OpenAI‘s ChatGPT is no closer to replacing your family physicians, as the increasingly advanced chatbot failed to accurately diagnose the vast majority of hypothetical pediatric cases.
The findings were part of a new study published in JAMA Pediatrics on Jan. 2, conducted by researchers from Cohen Children’s Medical Center in New York. The researchers analyzed the bot’s responses to requests for medical diagnosis of child illnesses and found that the bot had an 83 percent error rate across tests.
The study used what are known as pediatric case challenges, or medical cases originally posted to groups of physicians as learning opportunities (or diagnostic challenges) involving unusual or limited information. Researchers sampled 100 challenges published on JAMA Pediatrics and NEJM between the years 2013 and 2023.
ChatGPT provided incorrect diagnoses for 72 out of 100 of the experimental cases provided, and generated 11 answers that were deemed “clinically related” to the correct diagnosis but considered too broad to be correct.
The researchers attribute part of this failure to the generative AI’s inability to recognize relationships between certain conditions and external or preexisting circumstances, often used to help diagnose patients in a clinical setting. For example, ChatGPT did not connect “neuropsychiatric conditions” (such as autism) to commonly seen cases of vitamin deficiency and other restrictive-diet-based conditions.
The study concludes that ChatGPT needs continued training and involvement of medical professionals that feeds the AI not with an internet-generated well of information, which can often cycle in misinformation, but on vetted medical literature and expertise.
AI-based chatbots relying on Large Language Models (LLMs) have been previously studied for their efficacy in diagnosing medical cases and in accomplishing the daily tasks of physicians. Last year, researchers tested generative AI’s ability to pass the three-part United States Medical Licensing Exam — It passed.

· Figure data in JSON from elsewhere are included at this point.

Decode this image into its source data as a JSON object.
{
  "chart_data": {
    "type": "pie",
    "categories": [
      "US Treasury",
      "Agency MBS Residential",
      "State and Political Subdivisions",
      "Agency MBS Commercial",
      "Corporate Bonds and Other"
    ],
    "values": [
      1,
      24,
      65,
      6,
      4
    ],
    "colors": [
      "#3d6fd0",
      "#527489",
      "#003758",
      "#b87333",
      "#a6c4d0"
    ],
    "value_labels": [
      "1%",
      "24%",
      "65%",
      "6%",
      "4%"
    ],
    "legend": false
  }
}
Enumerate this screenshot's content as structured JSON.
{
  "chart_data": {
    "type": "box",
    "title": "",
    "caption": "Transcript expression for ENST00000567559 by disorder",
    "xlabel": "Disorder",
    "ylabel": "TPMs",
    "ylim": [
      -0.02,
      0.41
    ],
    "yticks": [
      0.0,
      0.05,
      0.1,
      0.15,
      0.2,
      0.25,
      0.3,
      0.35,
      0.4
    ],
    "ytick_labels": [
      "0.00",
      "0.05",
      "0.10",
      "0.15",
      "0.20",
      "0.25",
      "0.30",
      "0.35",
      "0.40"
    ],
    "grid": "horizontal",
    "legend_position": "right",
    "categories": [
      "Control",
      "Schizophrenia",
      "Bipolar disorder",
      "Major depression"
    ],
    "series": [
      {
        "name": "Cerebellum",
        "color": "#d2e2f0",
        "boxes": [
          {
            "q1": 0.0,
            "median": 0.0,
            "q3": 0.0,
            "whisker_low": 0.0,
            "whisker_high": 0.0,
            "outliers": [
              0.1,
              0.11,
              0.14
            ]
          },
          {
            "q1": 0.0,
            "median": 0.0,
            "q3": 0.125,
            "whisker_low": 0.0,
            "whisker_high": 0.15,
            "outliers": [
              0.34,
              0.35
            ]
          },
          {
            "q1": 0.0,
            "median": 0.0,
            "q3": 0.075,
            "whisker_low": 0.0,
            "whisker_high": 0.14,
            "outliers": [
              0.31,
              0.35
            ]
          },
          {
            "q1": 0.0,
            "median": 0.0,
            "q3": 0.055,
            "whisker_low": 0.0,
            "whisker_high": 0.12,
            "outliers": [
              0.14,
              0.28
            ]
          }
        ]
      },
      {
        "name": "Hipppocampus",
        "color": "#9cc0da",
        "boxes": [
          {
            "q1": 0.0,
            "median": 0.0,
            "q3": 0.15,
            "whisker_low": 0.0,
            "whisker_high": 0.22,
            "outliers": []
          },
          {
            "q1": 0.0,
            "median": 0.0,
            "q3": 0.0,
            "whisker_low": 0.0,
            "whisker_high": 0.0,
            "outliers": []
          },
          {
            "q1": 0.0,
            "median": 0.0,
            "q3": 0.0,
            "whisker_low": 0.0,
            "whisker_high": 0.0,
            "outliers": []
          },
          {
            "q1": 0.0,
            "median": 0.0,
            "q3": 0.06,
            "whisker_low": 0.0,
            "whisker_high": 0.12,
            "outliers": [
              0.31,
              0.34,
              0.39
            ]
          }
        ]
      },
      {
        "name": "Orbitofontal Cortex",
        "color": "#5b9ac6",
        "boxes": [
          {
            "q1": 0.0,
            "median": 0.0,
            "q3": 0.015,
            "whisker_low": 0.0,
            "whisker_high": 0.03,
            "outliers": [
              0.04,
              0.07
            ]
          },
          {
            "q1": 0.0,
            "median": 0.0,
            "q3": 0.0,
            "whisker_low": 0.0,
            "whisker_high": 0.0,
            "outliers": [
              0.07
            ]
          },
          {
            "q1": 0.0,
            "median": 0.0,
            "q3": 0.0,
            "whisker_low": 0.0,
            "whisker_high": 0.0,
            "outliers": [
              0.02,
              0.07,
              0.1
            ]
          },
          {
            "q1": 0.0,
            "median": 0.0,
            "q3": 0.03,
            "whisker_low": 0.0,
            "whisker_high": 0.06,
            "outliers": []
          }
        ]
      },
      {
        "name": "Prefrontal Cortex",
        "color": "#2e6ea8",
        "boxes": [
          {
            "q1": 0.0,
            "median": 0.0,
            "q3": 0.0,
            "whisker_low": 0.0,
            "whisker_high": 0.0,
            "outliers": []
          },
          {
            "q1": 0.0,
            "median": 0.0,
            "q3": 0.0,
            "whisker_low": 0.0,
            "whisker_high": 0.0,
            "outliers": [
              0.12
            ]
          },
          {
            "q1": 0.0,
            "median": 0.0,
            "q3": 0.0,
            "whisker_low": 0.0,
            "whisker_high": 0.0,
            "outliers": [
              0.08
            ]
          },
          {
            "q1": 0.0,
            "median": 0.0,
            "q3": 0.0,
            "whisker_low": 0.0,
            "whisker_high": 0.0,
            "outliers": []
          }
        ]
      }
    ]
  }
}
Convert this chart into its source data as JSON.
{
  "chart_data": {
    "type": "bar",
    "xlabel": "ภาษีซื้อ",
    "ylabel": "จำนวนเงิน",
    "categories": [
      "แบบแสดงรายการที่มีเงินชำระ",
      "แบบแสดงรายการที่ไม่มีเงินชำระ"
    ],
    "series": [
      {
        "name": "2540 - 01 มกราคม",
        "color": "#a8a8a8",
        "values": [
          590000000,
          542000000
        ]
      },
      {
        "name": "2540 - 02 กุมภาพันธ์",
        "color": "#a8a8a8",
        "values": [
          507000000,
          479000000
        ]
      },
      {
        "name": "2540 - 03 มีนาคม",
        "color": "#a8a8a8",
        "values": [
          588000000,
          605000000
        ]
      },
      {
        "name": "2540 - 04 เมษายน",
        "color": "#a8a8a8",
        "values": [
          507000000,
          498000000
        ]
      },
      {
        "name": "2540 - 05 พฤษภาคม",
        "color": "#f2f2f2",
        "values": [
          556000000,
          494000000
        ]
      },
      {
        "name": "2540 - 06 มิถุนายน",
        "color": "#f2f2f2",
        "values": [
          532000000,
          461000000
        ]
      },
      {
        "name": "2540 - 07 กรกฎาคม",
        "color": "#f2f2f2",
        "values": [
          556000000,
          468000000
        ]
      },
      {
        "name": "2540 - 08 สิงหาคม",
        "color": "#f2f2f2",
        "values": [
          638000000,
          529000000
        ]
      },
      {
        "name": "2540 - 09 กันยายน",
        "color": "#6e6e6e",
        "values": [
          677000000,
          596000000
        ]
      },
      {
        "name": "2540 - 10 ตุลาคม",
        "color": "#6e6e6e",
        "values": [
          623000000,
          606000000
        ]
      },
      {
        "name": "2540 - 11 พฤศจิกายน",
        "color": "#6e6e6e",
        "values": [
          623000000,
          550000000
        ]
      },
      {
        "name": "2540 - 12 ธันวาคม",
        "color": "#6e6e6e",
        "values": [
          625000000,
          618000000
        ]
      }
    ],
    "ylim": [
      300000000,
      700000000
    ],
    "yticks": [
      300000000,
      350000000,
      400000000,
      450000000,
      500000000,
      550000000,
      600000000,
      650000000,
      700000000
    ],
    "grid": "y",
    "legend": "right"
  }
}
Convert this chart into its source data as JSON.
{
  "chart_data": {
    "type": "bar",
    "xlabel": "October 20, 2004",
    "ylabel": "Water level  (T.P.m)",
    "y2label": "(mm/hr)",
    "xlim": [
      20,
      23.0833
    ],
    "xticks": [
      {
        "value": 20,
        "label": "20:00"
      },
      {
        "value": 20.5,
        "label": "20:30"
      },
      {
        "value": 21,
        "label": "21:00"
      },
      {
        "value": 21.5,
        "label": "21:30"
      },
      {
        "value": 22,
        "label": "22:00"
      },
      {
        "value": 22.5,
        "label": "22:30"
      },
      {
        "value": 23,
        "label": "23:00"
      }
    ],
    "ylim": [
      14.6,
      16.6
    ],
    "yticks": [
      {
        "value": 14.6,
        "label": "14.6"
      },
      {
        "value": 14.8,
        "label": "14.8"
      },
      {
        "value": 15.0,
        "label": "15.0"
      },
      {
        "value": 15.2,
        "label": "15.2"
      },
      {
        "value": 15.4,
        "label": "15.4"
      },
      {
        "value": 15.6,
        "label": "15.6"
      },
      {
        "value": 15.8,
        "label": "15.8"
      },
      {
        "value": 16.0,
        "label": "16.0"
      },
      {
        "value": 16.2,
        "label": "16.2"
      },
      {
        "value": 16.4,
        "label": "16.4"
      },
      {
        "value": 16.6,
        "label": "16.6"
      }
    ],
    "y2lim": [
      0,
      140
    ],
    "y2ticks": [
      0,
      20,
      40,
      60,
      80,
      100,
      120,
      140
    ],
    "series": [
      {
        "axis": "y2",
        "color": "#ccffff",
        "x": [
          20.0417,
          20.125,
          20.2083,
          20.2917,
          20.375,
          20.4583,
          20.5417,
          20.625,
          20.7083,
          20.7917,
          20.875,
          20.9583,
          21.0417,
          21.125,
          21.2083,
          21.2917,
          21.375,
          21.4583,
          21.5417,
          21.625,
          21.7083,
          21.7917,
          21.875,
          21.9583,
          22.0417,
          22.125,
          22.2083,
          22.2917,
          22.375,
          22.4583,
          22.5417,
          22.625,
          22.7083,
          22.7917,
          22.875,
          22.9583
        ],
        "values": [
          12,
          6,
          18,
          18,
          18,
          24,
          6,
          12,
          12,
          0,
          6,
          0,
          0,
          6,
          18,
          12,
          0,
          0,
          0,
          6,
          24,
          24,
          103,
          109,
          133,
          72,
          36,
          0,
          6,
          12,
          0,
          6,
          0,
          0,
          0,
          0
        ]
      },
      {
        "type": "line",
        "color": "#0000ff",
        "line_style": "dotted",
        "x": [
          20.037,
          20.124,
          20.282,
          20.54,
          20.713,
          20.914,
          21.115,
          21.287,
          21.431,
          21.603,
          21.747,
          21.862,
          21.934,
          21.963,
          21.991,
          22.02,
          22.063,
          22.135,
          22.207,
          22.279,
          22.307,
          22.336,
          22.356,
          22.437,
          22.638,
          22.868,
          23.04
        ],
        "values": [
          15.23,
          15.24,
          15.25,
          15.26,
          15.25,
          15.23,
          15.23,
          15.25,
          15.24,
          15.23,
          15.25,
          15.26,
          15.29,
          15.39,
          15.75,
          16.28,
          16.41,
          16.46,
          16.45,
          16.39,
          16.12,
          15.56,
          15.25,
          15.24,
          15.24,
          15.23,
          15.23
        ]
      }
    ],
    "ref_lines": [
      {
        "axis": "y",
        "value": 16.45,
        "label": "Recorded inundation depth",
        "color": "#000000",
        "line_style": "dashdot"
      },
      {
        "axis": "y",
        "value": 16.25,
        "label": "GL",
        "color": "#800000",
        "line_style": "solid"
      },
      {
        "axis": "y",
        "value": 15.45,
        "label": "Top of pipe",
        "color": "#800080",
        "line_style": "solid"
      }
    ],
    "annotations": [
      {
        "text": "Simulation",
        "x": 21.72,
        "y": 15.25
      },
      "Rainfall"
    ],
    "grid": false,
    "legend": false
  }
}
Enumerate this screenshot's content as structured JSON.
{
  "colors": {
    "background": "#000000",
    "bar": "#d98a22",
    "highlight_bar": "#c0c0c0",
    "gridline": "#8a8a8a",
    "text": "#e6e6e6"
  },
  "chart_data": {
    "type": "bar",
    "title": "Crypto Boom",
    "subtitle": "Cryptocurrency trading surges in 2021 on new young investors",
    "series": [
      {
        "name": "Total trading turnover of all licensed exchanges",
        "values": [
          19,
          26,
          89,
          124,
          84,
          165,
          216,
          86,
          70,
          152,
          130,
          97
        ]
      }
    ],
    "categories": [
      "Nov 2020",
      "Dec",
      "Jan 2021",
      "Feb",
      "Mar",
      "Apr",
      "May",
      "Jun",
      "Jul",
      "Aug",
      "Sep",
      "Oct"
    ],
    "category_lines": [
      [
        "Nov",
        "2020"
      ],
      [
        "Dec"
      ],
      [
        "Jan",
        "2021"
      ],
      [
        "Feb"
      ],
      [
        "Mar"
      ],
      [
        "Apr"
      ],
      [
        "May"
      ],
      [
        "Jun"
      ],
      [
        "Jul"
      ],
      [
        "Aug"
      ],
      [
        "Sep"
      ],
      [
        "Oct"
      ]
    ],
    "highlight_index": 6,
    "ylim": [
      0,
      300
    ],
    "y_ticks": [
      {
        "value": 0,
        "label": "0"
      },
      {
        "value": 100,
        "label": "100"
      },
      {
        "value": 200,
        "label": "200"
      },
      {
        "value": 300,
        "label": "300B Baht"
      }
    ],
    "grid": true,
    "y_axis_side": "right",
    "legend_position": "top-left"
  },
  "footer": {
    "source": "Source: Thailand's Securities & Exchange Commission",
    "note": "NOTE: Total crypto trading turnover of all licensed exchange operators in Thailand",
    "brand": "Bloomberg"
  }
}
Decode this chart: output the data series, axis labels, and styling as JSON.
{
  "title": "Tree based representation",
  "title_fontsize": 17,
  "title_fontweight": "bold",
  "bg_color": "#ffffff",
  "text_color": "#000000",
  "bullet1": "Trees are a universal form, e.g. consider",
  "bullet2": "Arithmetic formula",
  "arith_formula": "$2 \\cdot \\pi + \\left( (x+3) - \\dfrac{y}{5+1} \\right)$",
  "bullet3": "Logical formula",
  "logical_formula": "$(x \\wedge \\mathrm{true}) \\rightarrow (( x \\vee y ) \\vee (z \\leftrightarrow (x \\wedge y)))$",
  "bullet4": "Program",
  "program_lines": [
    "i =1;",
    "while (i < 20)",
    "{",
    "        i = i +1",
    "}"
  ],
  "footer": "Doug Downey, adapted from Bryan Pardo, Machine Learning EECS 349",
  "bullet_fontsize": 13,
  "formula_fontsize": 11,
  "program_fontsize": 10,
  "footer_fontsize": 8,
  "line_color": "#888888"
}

But while it’s still highly criticized for its training limits and potential to exacerbate medical bias, many medical groups, including the American Medical Association, don’t view the advancement of AI in the field just as a threat of replacement. Instead, better trained AI’s are considered ripe for their administrative and communicative potential, like generating patient-side text, explaining diagnoses in common terms, or in generating instructions. Clinical uses, like diagnostics, remain a controversial, and hard to research, topic.
To that extent, the new report represents the first analysis of a chatbot’s diagnostic potential in a purely pediatric setting — acknowledging the specialized medical training undertaken by medical professionals. Its current limitations show that even the most advanced chatbot on the public market can’t yet compete with the full range of human expertise.